Gli specialisti riuniti a Milano, provenienti da tutto il mondo, faranno il punto sullo stato attuale dell’infezione che ad oggi conta in Italia oltre 50mila malati e circa 100mila sieropositivi. Affronteranno poi problematiche ancora irrisolte quali la resistenza ai farmaci, la tossicita’ dei medicinali, le nuove tecniche per monitorare la terapia, la co-infezione Hiv e Hcv (virus dell’epatite C) e i bisogni della donna sieropositiva”.

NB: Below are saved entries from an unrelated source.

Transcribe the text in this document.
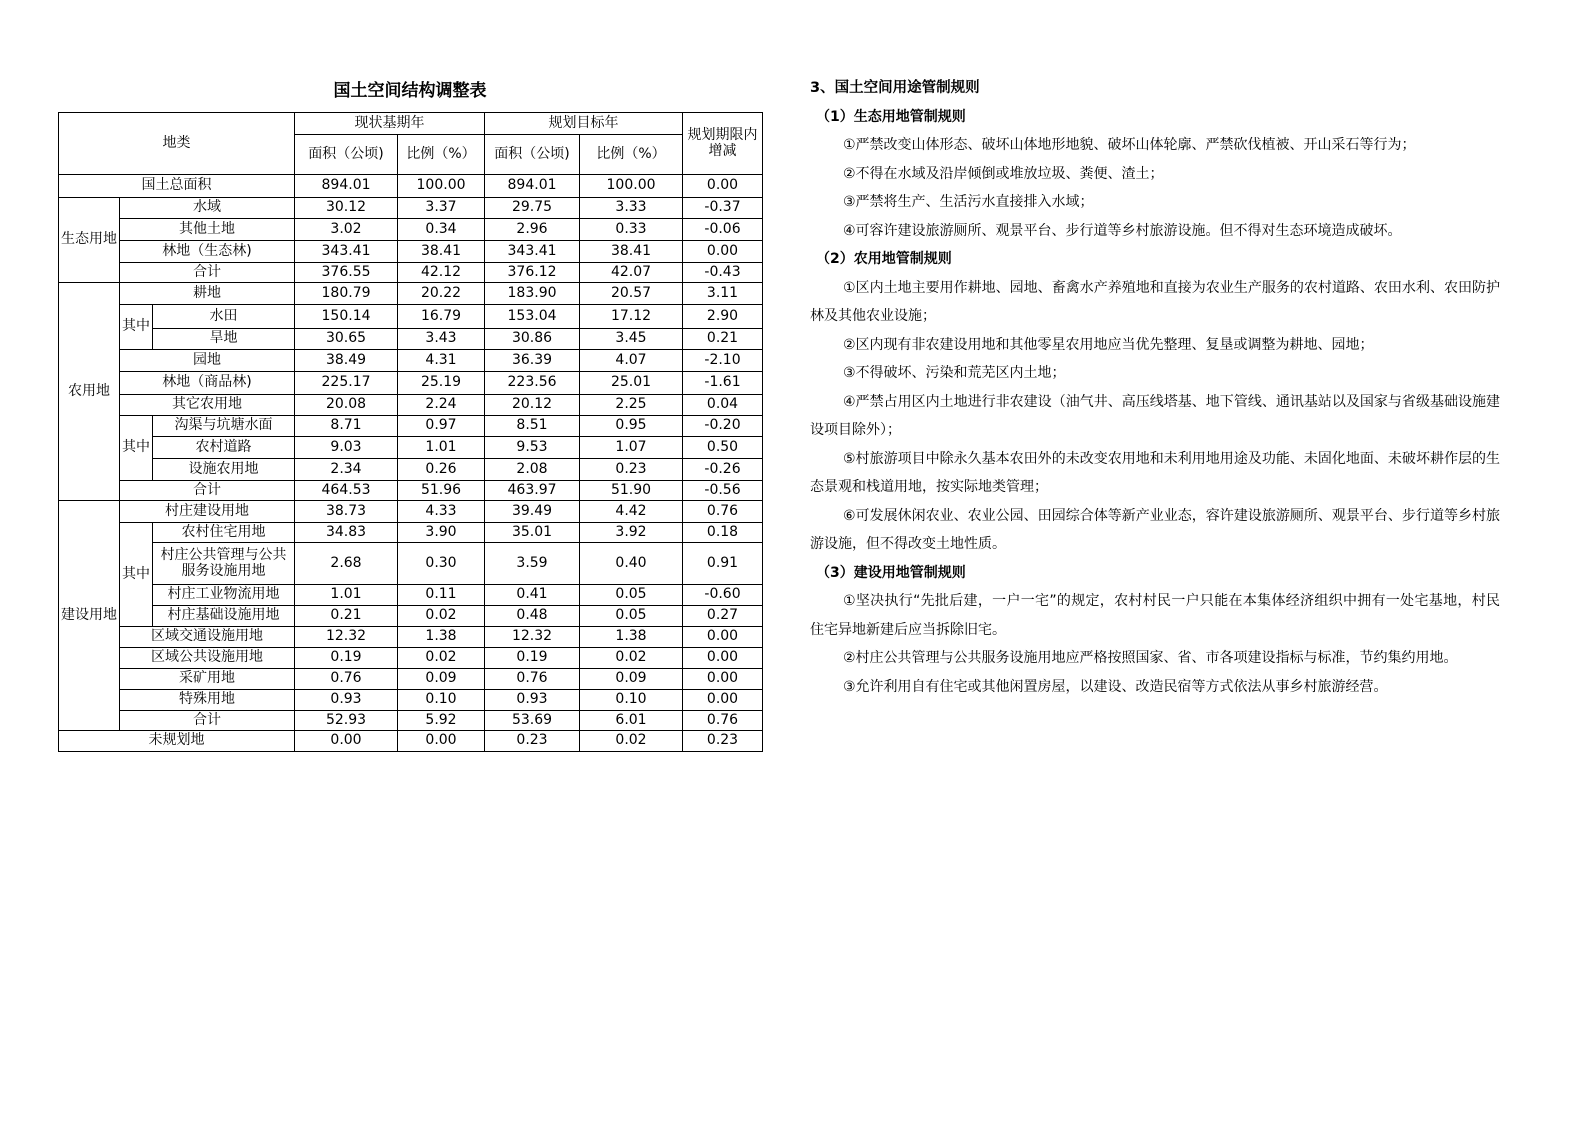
国土空间结构调整表
地类			现状基期年		规划目标年		规划期限内增减
			面积（公顷)	比例（%）	面积（公顷)	比例（%）	
国土总面积			894.01	100.00	894.01	100.00	0.00
生态用地	水域		30.12	3.37	29.75	3.33	-0.37
	其他土地		3.02	0.34	2.96	0.33	-0.06
	林地（生态林)		343.41	38.41	343.41	38.41	0.00
	合计		376.55	42.12	376.12	42.07	-0.43
农用地	耕地		180.79	20.22	183.90	20.57	3.11
	其中	水田	150.14	16.79	153.04	17.12	2.90
		旱地	30.65	3.43	30.86	3.45	0.21
	园地		38.49	4.31	36.39	4.07	-2.10
	林地（商品林)		225.17	25.19	223.56	25.01	-1.61
	其它农用地		20.08	2.24	20.12	2.25	0.04
	其中	沟渠与坑塘水面	8.71	0.97	8.51	0.95	-0.20
		农村道路	9.03	1.01	9.53	1.07	0.50
		设施农用地	2.34	0.26	2.08	0.23	-0.26
	合计		464.53	51.96	463.97	51.90	-0.56
建设用地	村庄建设用地		38.73	4.33	39.49	4.42	0.76
	其中	农村住宅用地	34.83	3.90	35.01	3.92	0.18
		村庄公共管理与公共服务设施用地	2.68	0.30	3.59	0.40	0.91
		村庄工业物流用地	1.01	0.11	0.41	0.05	-0.60
		村庄基础设施用地	0.21	0.02	0.48	0.05	0.27
	区域交通设施用地		12.32	1.38	12.32	1.38	0.00
	区域公共设施用地		0.19	0.02	0.19	0.02	0.00
	采矿用地		0.76	0.09	0.76	0.09	0.00
	特殊用地		0.93	0.10	0.93	0.10	0.00
	合计		52.93	5.92	53.69	6.01	0.76
未规划地			0.00	0.00	0.23	0.02	0.23
3、国土空间用途管制规则
（1）生态用地管制规则
①严禁改变山体形态、破坏山体地形地貌、破坏山体轮廓、严禁砍伐植被、开山采石等行为；
②不得在水域及沿岸倾倒或堆放垃圾、粪便、渣土；
③严禁将生产、生活污水直接排入水域；
④可容许建设旅游厕所、观景平台、步行道等乡村旅游设施。但不得对生态环境造成破坏。
（2）农用地管制规则
①区内土地主要用作耕地、园地、畜禽水产养殖地和直接为农业生产服务的农村道路、农田水利、农田防护林及其他农业设施；
②区内现有非农建设用地和其他零星农用地应当优先整理、复垦或调整为耕地、园地；
③不得破坏、污染和荒芜区内土地；
④严禁占用区内土地进行非农建设（油气井、高压线塔基、地下管线、通讯基站以及国家与省级基础设施建设项目除外）；
⑤村旅游项目中除永久基本农田外的未改变农用地和未利用地用途及功能、未固化地面、未破坏耕作层的生态景观和栈道用地，按实际地类管理；
⑥可发展休闲农业、农业公园、田园综合体等新产业业态，容许建设旅游厕所、观景平台、步行道等乡村旅游设施，但不得改变土地性质。
（3）建设用地管制规则
①坚决执行“先批后建，一户一宅”的规定，农村村民一户只能在本集体经济组织中拥有一处宅基地，村民住宅异地新建后应当拆除旧宅。
②村庄公共管理与公共服务设施用地应严格按照国家、省、市各项建设指标与标准，节约集约用地。
③允许利用自有住宅或其他闲置房屋，以建设、改造民宿等方式依法从事乡村旅游经营。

La resistenza ai farmaci, ha spiegato Cargnel, e’ ”abbastanza contenuta a livello di trasmissione virale (quando l’infezione si trasmette la presenza di un virus gia’ resistente e’ limitata) ma e’ alta e in aumento tra i soggetti in terapia”. Evidenze sperimentali ancora da sviluppare sul piano clinico dimostrano l’esistenza di resistenze ‘positive’, in cui il farmaco (e’ il caso della lamivudina) induce mutazioni virali in grado di ridurre la capacita’ replicativa dell’Hiv, ma per ora la resistenza rimane tra le cause principali del fallimento terapeutico. ”Insieme alla tossicita’ dei farmaci (lipodistrofia e alterazioni dei livelli di colesterolo e trigliceridi nel sangue, che aumentano il rischio di diabete e malattie cardiovascolari) – che spesso portano il paziente ad abbandonare la cura”, ha ricordato l’esperta.

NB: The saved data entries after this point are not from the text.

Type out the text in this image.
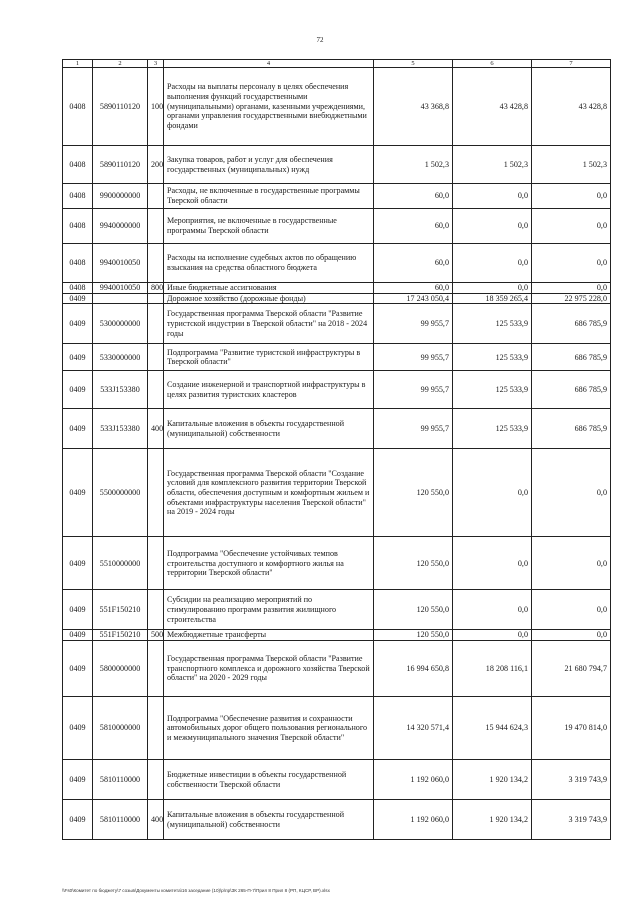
72
1	2	3	4	5	6	7
0408	5890110120	100	Расходы на выплаты персоналу в целях обеспечения выполнения функций государственными (муниципальными) органами, казенными учреждениями, органами управления государственными внебюджетными фондами	43 368,8	43 428,8	43 428,8
0408	5890110120	200	Закупка товаров, работ и услуг для обеспечения государственных (муниципальных) нужд	1 502,3	1 502,3	1 502,3
0408	9900000000		Расходы, не включенные в государственные программы Тверской области	60,0	0,0	0,0
0408	9940000000		Мероприятия, не включенные в государственные программы Тверской области	60,0	0,0	0,0
0408	9940010050		Расходы на исполнение судебных актов по обращению взыскания на средства областного бюджета	60,0	0,0	0,0
0408	9940010050	800	Иные бюджетные ассигнования	60,0	0,0	0,0
0409			Дорожное хозяйство (дорожные фонды)	17 243 050,4	18 359 265,4	22 975 228,0
0409	5300000000		Государственная программа Тверской области "Развитие туристской индустрии в Тверской области" на 2018 - 2024 годы	99 955,7	125 533,9	686 785,9
0409	5330000000		Подпрограмма "Развитие туристской инфраструктуры в Тверской области"	99 955,7	125 533,9	686 785,9
0409	533J153380		Создание инженерной и транспортной инфраструктуры в целях развития туристских кластеров	99 955,7	125 533,9	686 785,9
0409	533J153380	400	Капитальные вложения в объекты государственной (муниципальной) собственности	99 955,7	125 533,9	686 785,9
0409	5500000000		Государственная программа Тверской области "Создание условий для комплексного развития территории Тверской области, обеспечения доступным и комфортным жильем и объектами инфраструктуры населения Тверской области" на 2019 - 2024 годы	120 550,0	0,0	0,0
0409	5510000000		Подпрограмма "Обеспечение устойчивых темпов строительства доступного и комфортного жилья на территории Тверской области"	120 550,0	0,0	0,0
0409	551F150210		Субсидии на реализацию мероприятий по стимулированию программ развития жилищного строительства	120 550,0	0,0	0,0
0409	551F150210	500	Межбюджетные трансферты	120 550,0	0,0	0,0
0409	5800000000		Государственная программа Тверской области "Развитие транспортного комплекса и дорожного хозяйства Тверской области" на 2020 - 2029 годы	16 994 650,8	18 208 116,1	21 680 794,7
0409	5810000000		Подпрограмма "Обеспечение развития и сохранности автомобильных дорог общего пользования регионального и межмуниципального значения Тверской области"	14 320 571,4	15 944 624,3	19 470 814,0
0409	5810110000		Бюджетные инвестиции в объекты государственной собственности Тверской области	1 192 060,0	1 920 134,2	3 319 743,9
0409	5810110000	400	Капитальные вложения в объекты государственной (муниципальной) собственности	1 192 060,0	1 920 134,2	3 319 743,9
\\Fs0\Комитет по бюджету\7 созыв\Документы комитета\16 заседание (10)\р\пр\ЗК 265-П-7\Прил 8 Прил 8 (РП, КЦСР, ВР).xlsx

Un’opportunita’ ”molto vantaggiosa, che al Sacco stiamo adottando – ha aggiunto – e’ il monitoraggio plasmatico dei farmaci attraveso prelievi di sangue periodici”. Con questa tecnica si valuta se il dosaggio e’ efficace, insufficiente o tossico, e si verifica l’aderenza del paziente alla terapia. Una minaccia sempre maggiore e’ invece ”l’epatite C, che nei sieropositivi evolve molto piu’ rapidamente in cirrosi e aumenta la tossicita’ dei medicinali anti-Hiv, e che negli anni e’ diventata la causa di morte principale per gli infetti (se nell”89 i malati del mio reparto morivano nell’81% dei casi per infezioni opportunistiche e nel 5% per epatite, 10 anni dopo le infezioni opportunistiche sono scese al 44% e l’epatite e’ salita al 38%)”. Infine c’e’ il problema della gravidanza nelle donne sieropositive. ”Un discorso molto delicato – ha concluso Cargnel – perche’ i farmaci presi della madre potrebbero essere teratogeni e non abbiamo ancora dati a lungo termine sull’incidenza di tumori nei bambini nati da donne con l’Hiv”.